As more projects are finalised the earnings and cash flows will increase substantially in years to come. Based on the dividends distributed so far it is expected that the dividend growth will be attractive for dividend growth investors in the coming years.

#5 Nederman Holding

Nederman, The Clean Air Company, is one of the world’s leading experts in creating solutions for handling and recycling of production waste streams. Their products and solutions for eco-efficient manufacturing contribute to improved production economics, safer work places and reduced environmental impact.

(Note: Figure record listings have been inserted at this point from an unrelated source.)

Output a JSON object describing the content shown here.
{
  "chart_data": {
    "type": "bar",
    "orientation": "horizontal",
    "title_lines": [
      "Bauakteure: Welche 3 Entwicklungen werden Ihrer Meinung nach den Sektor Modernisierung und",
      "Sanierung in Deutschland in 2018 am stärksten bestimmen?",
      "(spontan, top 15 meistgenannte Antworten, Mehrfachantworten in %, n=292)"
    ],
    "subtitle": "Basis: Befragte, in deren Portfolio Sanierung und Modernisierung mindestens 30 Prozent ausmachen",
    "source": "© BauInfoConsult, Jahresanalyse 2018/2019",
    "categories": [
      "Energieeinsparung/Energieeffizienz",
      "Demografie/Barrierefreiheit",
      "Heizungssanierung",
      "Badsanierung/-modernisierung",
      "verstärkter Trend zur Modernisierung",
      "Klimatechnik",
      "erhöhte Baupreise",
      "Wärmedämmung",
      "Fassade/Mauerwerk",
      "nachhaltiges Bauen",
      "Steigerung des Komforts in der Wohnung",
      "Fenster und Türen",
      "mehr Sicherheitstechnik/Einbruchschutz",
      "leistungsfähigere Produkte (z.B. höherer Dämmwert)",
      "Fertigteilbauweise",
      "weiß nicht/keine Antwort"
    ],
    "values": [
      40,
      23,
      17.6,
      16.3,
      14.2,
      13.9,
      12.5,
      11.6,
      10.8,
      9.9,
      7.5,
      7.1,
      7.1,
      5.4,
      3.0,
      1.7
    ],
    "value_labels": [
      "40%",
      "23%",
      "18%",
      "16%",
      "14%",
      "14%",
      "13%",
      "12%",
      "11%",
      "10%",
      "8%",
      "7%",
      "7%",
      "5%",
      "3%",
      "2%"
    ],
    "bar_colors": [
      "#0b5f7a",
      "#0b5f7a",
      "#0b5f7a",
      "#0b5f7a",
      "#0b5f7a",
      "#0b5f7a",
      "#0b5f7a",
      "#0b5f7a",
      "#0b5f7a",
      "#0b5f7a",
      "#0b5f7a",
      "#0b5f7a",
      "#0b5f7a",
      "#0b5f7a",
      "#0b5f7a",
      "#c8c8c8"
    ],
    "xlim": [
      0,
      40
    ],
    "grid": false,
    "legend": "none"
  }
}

Goal No 12 “Sustainable consumption and production” is about promoting resource and energy efficiency, sustainable infrastructure, and providing access to basic services, green and decent jobs and a better quality of life for all. One of the targets for this goal is to substantially reduce waste generation through prevention, reduction, recycling and reuse by 2030.

According to the Health Effects Institute (HEI) in the US, 95 percent of the world’s population is exposed every day to poor quality air and the solutions to current problems of air pollution largely can be found in industry. Solutions provided by Nederman is filtering, cleaning and recycling of air to make industrial environments more efficient, safe and sustainable.

Financials:

P/EP/B Net debt/ EBITDA EV / EBITDA Dividend yieldPayout ratioROE
16.93.1 2.010.7 2% 33.2%18.2%
Source. Borsdata.se

Disclaimer: I hold various positions in Tomra, Beijer Ref, Eolus Vind, Scatec Solar and may, in the future, initiate a position in the Nederman Holding.